If any of this is sitting in your chest right now, you might want to read When Grief Gets Weird: The Symptoms Nobody Warns You About After Losing Your Dad — because a lot of what you're feeling has a name, even if nobody gave it to you yet.
You're Not Missing Him — You're Missing the Version of Him You Needed
Here's the part that usually cracks people open. Pay attention.
A significant portion of what you're grieving isn't the man he was. It's the man he was supposed to be. The advice he never gave you. The approval that kept almost arriving but never quite landing. The relationship that felt perpetually one conversation away from becoming the thing you actually wanted. That version of him — the available one, the steady one, the one who finally got it together — you were still waiting for him. Even if you told yourself you'd stopped waiting. Even if you'd made your peace.
He dies, and that version dies too. For good. The door closes.
You lose him twice. Once across a lifetime of disappointments, and once at death, when possibility itself runs out. The second loss is the one that blindsides you, because you didn't realize you were still carrying the hope.

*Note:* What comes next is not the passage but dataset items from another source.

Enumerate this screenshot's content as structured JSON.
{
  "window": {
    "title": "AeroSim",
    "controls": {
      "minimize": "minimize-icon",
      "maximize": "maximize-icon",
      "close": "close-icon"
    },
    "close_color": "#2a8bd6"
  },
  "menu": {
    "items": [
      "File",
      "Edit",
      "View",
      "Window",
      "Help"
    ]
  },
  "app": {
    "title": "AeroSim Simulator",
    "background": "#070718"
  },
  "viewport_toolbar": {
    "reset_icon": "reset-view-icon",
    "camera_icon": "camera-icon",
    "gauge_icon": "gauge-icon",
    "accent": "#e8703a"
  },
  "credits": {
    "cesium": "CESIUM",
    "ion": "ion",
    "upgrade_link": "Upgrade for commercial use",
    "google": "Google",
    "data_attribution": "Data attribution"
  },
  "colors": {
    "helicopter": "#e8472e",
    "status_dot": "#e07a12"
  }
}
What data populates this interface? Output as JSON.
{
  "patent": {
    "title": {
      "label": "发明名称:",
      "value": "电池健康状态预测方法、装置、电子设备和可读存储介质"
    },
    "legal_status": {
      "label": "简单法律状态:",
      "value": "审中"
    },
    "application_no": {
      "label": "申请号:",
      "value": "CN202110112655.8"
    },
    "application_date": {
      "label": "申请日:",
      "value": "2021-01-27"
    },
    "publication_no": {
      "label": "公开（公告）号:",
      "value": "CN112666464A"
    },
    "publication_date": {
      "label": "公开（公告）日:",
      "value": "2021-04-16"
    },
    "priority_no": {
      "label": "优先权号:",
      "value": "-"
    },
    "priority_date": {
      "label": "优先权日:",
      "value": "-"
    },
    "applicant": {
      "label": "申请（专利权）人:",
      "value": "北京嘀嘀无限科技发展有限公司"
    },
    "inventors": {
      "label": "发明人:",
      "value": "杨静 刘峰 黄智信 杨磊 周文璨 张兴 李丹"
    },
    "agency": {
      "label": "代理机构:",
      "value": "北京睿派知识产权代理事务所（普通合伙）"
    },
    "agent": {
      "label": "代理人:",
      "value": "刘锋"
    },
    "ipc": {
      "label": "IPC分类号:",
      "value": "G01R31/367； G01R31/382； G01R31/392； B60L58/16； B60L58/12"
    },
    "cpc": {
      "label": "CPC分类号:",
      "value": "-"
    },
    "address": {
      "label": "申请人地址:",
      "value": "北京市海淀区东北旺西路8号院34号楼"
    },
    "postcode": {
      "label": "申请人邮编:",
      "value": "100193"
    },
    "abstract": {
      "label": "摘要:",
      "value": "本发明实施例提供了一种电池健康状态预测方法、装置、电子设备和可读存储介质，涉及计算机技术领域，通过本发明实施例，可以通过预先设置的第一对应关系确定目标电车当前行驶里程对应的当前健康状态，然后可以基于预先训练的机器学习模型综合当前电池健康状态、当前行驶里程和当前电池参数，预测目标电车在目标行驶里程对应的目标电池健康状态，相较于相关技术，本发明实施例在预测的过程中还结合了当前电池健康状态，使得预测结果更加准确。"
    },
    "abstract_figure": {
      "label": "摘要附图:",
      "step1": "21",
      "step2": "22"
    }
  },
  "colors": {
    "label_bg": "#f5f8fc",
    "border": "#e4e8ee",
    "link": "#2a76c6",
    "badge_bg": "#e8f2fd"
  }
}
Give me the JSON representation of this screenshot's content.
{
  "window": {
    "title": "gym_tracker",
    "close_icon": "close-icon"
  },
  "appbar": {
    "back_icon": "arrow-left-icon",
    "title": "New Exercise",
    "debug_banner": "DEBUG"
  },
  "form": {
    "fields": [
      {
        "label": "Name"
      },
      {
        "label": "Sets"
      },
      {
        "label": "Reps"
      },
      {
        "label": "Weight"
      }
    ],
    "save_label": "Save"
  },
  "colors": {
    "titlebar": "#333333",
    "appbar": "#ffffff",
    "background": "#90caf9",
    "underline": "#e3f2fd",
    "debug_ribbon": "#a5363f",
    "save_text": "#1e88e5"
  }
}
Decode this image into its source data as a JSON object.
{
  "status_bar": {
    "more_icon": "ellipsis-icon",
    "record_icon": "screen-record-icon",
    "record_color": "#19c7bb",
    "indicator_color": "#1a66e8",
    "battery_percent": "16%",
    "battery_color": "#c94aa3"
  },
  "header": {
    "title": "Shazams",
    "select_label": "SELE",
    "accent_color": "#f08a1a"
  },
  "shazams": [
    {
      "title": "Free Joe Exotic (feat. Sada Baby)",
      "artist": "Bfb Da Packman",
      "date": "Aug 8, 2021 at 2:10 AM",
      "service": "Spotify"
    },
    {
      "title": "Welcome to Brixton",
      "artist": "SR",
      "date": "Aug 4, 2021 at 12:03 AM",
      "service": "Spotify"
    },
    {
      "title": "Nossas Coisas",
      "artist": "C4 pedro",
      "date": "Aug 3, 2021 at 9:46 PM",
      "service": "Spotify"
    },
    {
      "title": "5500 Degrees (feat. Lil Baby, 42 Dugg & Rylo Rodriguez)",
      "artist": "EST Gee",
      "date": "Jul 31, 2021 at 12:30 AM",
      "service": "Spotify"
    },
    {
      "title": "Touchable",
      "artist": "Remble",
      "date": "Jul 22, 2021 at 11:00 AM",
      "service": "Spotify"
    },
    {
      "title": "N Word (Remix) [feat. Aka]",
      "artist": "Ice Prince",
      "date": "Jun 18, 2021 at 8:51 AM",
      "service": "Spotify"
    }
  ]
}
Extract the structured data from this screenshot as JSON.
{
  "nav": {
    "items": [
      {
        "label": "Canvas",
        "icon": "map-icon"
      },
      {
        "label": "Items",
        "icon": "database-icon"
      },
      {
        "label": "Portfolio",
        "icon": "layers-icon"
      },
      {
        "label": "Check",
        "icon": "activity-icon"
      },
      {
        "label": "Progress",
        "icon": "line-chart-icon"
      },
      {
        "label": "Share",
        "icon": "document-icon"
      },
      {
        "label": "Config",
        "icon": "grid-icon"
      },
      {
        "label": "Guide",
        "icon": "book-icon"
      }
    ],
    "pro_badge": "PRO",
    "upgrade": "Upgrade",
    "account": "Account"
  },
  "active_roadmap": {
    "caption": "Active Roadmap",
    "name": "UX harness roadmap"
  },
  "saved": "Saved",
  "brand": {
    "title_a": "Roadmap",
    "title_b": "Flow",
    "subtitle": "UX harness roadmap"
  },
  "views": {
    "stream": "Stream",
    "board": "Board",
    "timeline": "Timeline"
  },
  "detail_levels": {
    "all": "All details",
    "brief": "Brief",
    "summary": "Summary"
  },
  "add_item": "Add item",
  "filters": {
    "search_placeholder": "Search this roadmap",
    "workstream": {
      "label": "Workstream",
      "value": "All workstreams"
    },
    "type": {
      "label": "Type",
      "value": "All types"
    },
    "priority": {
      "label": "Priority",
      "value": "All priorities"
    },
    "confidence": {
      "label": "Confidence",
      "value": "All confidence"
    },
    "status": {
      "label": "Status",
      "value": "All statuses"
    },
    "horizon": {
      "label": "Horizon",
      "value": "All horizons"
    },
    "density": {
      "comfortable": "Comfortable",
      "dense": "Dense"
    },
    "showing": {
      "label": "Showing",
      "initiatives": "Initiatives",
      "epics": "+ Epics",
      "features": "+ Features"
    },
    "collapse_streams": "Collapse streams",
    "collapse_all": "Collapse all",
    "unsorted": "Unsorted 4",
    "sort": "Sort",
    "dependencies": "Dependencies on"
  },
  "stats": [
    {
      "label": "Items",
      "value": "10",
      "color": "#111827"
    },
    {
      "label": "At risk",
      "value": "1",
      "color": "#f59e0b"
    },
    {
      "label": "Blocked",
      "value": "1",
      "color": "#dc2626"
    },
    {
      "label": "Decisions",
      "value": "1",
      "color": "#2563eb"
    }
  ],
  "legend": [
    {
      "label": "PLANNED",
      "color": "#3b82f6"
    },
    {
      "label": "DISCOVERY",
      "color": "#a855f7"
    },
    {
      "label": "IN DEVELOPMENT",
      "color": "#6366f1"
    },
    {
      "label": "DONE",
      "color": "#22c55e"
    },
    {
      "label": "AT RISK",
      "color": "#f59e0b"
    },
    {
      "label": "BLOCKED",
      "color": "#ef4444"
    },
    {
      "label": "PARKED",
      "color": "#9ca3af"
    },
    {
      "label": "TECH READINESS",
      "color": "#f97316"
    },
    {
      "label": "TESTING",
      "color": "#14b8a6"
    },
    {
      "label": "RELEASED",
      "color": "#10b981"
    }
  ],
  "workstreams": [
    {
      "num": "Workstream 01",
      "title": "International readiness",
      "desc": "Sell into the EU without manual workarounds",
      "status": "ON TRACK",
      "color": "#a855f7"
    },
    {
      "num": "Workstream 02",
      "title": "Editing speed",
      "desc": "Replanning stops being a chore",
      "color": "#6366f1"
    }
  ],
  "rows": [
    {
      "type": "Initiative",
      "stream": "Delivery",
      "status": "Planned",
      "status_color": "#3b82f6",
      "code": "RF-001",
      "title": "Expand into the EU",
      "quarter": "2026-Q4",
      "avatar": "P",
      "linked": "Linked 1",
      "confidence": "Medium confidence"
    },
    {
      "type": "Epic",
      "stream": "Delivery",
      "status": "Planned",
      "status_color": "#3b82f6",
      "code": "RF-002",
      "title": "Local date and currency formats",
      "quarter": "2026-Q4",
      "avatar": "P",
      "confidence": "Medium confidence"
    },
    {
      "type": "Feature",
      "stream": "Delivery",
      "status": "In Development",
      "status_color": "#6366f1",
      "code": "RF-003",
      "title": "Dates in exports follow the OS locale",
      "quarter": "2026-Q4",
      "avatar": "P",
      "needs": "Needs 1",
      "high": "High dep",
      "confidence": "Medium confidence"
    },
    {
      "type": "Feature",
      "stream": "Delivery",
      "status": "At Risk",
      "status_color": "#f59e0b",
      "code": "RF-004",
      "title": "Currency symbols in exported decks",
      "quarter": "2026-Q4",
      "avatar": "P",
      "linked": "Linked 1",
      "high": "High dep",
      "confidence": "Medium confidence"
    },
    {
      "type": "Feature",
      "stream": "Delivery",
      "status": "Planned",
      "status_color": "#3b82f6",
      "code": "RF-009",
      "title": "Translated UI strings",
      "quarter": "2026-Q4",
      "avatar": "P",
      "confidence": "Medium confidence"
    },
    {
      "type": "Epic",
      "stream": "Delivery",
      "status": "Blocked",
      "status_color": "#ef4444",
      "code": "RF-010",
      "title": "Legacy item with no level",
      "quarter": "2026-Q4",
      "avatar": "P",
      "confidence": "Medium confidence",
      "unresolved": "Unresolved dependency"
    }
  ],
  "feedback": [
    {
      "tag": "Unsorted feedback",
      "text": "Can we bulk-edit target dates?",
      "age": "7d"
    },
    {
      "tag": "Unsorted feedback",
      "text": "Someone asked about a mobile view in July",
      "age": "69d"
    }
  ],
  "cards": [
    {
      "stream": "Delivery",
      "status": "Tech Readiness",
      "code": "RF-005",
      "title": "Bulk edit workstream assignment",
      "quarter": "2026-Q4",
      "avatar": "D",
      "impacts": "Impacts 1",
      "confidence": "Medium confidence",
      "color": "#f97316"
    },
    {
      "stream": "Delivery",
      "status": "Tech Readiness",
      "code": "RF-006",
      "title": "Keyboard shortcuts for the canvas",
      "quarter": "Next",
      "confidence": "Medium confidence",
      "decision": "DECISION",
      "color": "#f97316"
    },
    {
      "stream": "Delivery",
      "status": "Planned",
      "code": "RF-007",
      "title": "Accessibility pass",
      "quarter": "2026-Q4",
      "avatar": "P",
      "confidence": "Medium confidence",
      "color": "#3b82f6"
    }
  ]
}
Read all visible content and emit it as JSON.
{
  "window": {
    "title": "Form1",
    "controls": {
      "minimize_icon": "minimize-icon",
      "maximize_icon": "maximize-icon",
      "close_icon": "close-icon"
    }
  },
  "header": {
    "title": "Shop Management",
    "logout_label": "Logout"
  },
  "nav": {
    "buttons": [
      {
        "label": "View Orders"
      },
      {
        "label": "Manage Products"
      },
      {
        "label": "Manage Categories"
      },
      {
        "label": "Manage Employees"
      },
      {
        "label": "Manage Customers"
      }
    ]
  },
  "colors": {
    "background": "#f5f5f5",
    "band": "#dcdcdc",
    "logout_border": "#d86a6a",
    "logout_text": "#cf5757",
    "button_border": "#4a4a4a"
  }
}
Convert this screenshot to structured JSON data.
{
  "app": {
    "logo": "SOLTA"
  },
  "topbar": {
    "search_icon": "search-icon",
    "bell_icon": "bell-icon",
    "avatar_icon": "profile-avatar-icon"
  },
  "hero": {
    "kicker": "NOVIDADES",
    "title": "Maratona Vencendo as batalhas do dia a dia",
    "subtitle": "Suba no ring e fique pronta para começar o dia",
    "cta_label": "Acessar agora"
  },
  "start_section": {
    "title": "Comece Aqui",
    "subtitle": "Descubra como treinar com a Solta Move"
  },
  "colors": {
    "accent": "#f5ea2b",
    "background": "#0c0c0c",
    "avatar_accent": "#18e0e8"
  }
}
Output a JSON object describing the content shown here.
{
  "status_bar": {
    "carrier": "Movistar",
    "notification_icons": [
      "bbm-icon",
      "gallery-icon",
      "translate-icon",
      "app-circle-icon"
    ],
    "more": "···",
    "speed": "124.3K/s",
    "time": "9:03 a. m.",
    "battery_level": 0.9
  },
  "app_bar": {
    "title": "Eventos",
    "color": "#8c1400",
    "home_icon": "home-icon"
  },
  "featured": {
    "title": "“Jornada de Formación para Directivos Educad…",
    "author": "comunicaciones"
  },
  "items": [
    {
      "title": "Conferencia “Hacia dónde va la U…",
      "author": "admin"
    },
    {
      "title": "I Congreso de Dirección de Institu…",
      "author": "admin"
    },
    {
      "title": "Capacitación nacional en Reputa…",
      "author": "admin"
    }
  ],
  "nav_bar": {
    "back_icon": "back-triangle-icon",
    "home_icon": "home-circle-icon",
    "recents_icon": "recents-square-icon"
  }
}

This is documented in how psychologists talk about "ambiguous loss" — the grief that accumulates when someone is physically present but emotionally absent. Many men who grew up with complicated fathers have been in some form of grief their entire lives, grieving the dad who was right there but somehow unreachable. When death arrives, it doesn't resolve that grief. It finalizes it. The ambiguity collapses into certainty, and certainty is brutal.
The approval isn't coming. The conversation you rehearsed for years won't happen. He won't see you become the man you became, or if he did, he didn't say what you needed him to say. That's the grief underneath the grief, and it's often the one that hits hardest three months after the funeral, long after everyone else has moved on.
If you lost your dad before you felt like that relationship ever had a real chance to be what it should have been, What Losing Your Father Young Actually Does to You goes deeper on this — the ways that kind of loss reshapes you in ways you don't always clock for years.
None of This Means You Have to Canonize Him
Grief doesn't require you to rewrite history. You don't have to sand down who he actually was to give yourself permission to be devastated by his absence. Both things can be true: he failed you in real, specific ways, and you miss him like hell.
The eulogies that flatten complicated men into simple good men don't actually help anyone grieve. They just make everyone feel more alone with the parts of the story that don't fit the version being told at the podium. You sit there knowing what you know, and you can't say it, and so you carry it home with you and quietly lose your mind a little.
What actually helps — at least partially — is saying it out loud somewhere. Not to perform it, not to get validation that your dad was bad, but because the grief needs language. It needs somewhere to exist outside your body. One listener who wrote in described it as pain they'd bottled up for years, kept entirely to themselves, until they finally found somewhere to put it and felt "some pain relief" just from naming it.
That's what the Dead Dads podcast is built on. Not the polished version of losing a good man. The actual version — the mess, the contradictions, the grief that doesn't fit neatly into any framework. Roger and Scott started it because they couldn't find the conversation they were looking for. A lot of guys can't.
The website has a feature where you can leave a message about your dad. Not a review, not a submission for anything formal. Just a place to say something about him. It's worth knowing that exists.
Grief doesn't grade your father before deciding how much you're allowed to feel. And you don't have to make him a better man in memory to justify what his death is doing to you. He was complicated. You still miss him. Those two things have always been true at the same time, and they probably always will be.